Child and maternal health
Keeping children Alive and Thriving
Improving child survival in Uganda has had mixed results. Infant and under-five mortality rates have dropped since 1990 but there has been no progress in neonatal and maternal mortality. Chronic malnutrition – stunting – remains high while HIV is now the second leading cause of death in adolescents. Access to improved sanitation is low and hygiene habits such as hand washing are not practised often enough. The quality, coverage and uptake of maternal and child health care services, including those for HIV and tuberculosis, are inadequate, especially in rural areas and under-developed parts of the country.
Uganda has over the years recorded steady decline in infant and under-five mortality while no real progress is observed in reducing neonatal and maternal deaths. The immediate causes of under-five mortality are pneumonia (16 per cent), malaria (13 per cent), diarrhea (10 per cent) and HIV and AIDs (7 per cent).
Child mortality is not evenly distributed across the country. The highest mortality is in Karamoja, Southwest, West Nile and western regions. Rural areas are significantly higher than in urban areas, although even in urban areas rates are comparatively high. There are also substantial regional differences in under-five mortality, with significantly higher rates having been reported from the North (West Nile and North) and the South West.
While the absolute number of HIV/AIDS-related death in children aged 0-4 years has decreased by more than half from over 100,000 between 2000 and 2012, the number of deaths in adolescents aged 10-19 years has increased from less than 50,000 to over 100,000 during the same period. (UNAIDS 2012 HIV/AIDS estimates). Two thirds of all new HIV infections in 2012 were among adolescent girls. HIV is now the second leading cause of death among adolescents, 300 deaths every day.
Progress in Nutrition has remained slow. Progress was relatively more visible in reduction of stunting levels from 38 per cent to 33 per cent against the target of 13 per cent compared to wasting rate which decreased only from 6 per cent to 5 per cent and underweight from 16 per cent to 14 per cent (against a target 10 per cent). UDHS 2011 data showed a decline in children born with low birth weight over the past 10 years from 13 per cent (2006) to 10 per cent (2011) Vitamin A deficiency: Children under five years: 38 per cent; Women of childbearing age: 36 per cent.. Although breastfeeding as a practice is close to being universal in Uganda, the rate of exclusive breastfeeding at 6 months stands at 63 per cent, after dwindling towards 6th month.

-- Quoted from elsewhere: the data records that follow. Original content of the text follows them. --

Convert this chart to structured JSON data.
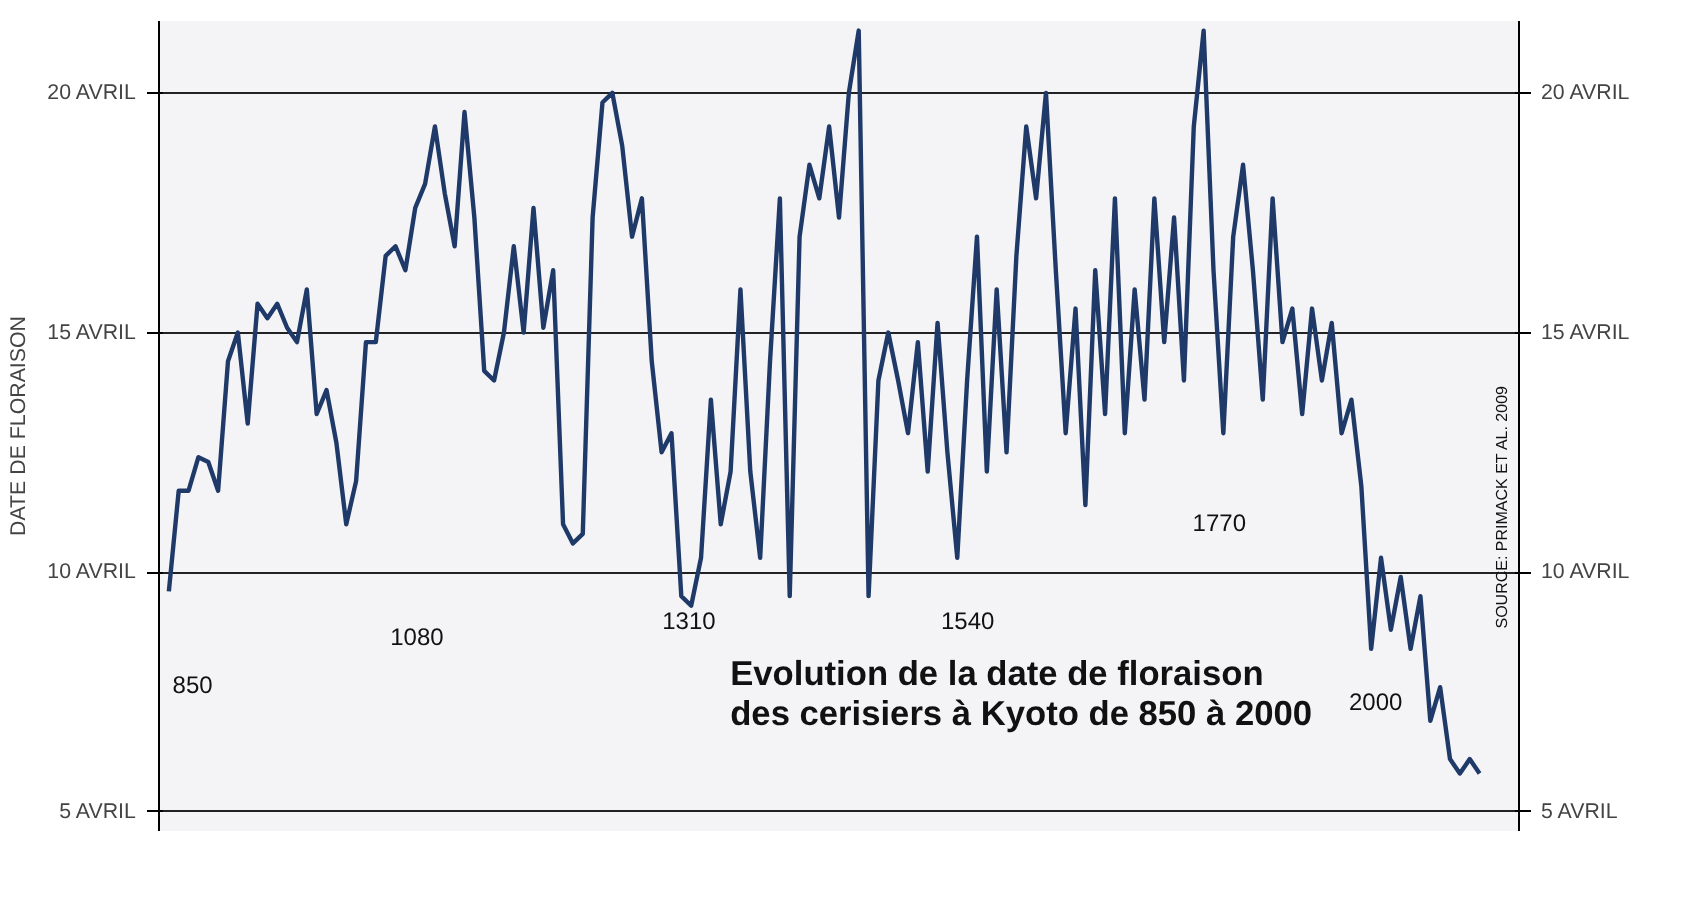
{
  "chart_data": {
    "type": "line",
    "title": "Evolution de la date de floraison\ndes cerisiers à Kyoto de 850 à 2000",
    "ylabel": "DATE DE FLORAISON",
    "categories": [
      null,
      null,
      null,
      null,
      null,
      null,
      null,
      null,
      null,
      null,
      null,
      null,
      null,
      null,
      null,
      null,
      null,
      null,
      null,
      null,
      null,
      null,
      null,
      null,
      null,
      null,
      null,
      null,
      null,
      null,
      null,
      null,
      null,
      null,
      null,
      null,
      null,
      null,
      null,
      null,
      null,
      null,
      null,
      null,
      null,
      null,
      null,
      null,
      null,
      null,
      null,
      null,
      null,
      null,
      null,
      null,
      null,
      null,
      null,
      null,
      null,
      null,
      null,
      null,
      null,
      null,
      null,
      null,
      null,
      null,
      null,
      null,
      null,
      null,
      null,
      null,
      null,
      null,
      null,
      null,
      null,
      null,
      null,
      null,
      null,
      null,
      null,
      null,
      null,
      null,
      null,
      null,
      null,
      null,
      null,
      null,
      null,
      null,
      null,
      null,
      null,
      null,
      null,
      null,
      null,
      null,
      null,
      null,
      null,
      null,
      null,
      null,
      null,
      null,
      null,
      null,
      null,
      null,
      null,
      null,
      null,
      null,
      null,
      null,
      null,
      null,
      null,
      null,
      null,
      null,
      null,
      null,
      null,
      null
    ],
    "series": [
      {
        "color": "#1f3a68",
        "values": [
          9.6,
          11.7,
          11.7,
          12.4,
          12.3,
          11.7,
          14.4,
          15,
          13.1,
          15.6,
          15.3,
          15.6,
          15.1,
          14.8,
          15.9,
          13.3,
          13.8,
          12.7,
          11.0,
          11.9,
          14.8,
          14.8,
          16.6,
          16.8,
          16.3,
          17.6,
          18.1,
          19.3,
          17.9,
          16.8,
          19.6,
          17.4,
          14.2,
          14.0,
          15.0,
          16.8,
          15.0,
          17.6,
          15.1,
          16.3,
          11.0,
          10.6,
          10.8,
          17.4,
          19.8,
          20.0,
          18.9,
          17.0,
          17.8,
          14.4,
          12.5,
          12.9,
          9.5,
          9.3,
          10.3,
          13.6,
          11.0,
          12.1,
          15.9,
          12.1,
          10.3,
          14.4,
          17.8,
          9.5,
          17.0,
          18.5,
          17.8,
          19.3,
          17.4,
          20.0,
          21.3,
          9.5,
          14.0,
          15.0,
          14.0,
          12.9,
          14.8,
          12.1,
          15.2,
          12.5,
          10.3,
          14.0,
          17.0,
          12.1,
          15.9,
          12.5,
          16.6,
          19.3,
          17.8,
          20.0,
          16.3,
          12.9,
          15.5,
          11.4,
          16.3,
          13.3,
          17.8,
          12.9,
          15.9,
          13.6,
          17.8,
          14.8,
          17.4,
          14.0,
          19.3,
          21.3,
          16.3,
          12.9,
          17.0,
          18.5,
          16.3,
          13.6,
          17.8,
          14.8,
          15.5,
          13.3,
          15.5,
          14.0,
          15.2,
          12.9,
          13.6,
          11.8,
          8.4,
          10.3,
          8.8,
          9.9,
          8.4,
          9.5,
          6.9,
          7.6,
          6.1,
          5.8,
          6.1,
          5.8
        ]
      }
    ],
    "ylim": [
      4.6,
      21.5
    ],
    "yticks": [
      {
        "value": 5,
        "label": "5 AVRIL"
      },
      {
        "value": 10,
        "label": "10 AVRIL"
      },
      {
        "value": 15,
        "label": "15 AVRIL"
      },
      {
        "value": 20,
        "label": "20 AVRIL"
      }
    ],
    "tick_labels": "y",
    "grid": "y",
    "marker": "none",
    "line_style": "solid",
    "annotations": [
      "850",
      "1080",
      "1310",
      "1540",
      "1770",
      "2000",
      "SOURCE: PRIMACK ET AL. 2009"
    ]
  }
}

The national coverage of access to improved sources of drinking water increased from 67 per cent in 2006 to 70 per cent of households in 2011 (Urban 89.6 per cent and Rural 66.6 per cent); (UDHS 2011). With regard to sanitation, 16 per cent of households use improved toilet facilities that are not shared (21 per cent in urban areas and 15 per cent in rural areas) (UDHS 2011).
Although evidence shows that hand washing with soap alone can reduce water
and sanitation-related diseases by 43 per cent in children, the current coverage is still low and diarrhoea continues to be one of the major killer diseases for children under five years.
Responding to the health and nutrition needs of Uganda's children and women
Childhood and maternal deaths can be prevented with simple and affordable interventions such as immunization, washing hands with soap, exclusive breastfeeding and preventing mother-to-child transmission of HIV, among many others.
UNICEF in partnership with the Government of Uganda is working to strengthen national capacity to deliver improved health and nutrition outcomes for children, pregnant women and other vulnerable groups as well as contribute to sustained improvements in population dynamics by 2020 mainly focusing on four strategic areas:
Reproductive, maternal and neonatal and child health: In a bid to reach excluded children, we are supporting high impact maternal, neonatal, child and adolescent health and nutrition services, with a focus on integrated and innovative approaches.
Nutrition: We are supporting the scale up of high impact nutrition interventions to reduce stunting and other forms of malnutrition, with a focus on the first 1,000 days of a child’s life.
HIV and AIDS and adolescent health: UNICEF works to improve the quality, access and use of prevention of mother-to-child transmission (PMTCT) and paediatric, maternal and adolescent HIV/TB care and treatment services.
Water, Sanitation and Hygiene (WASH): We are working closely with partners to increase access to and use of safe drinking water, improved sanitation and personal and environment hygiene practices, especially in schools and among girls.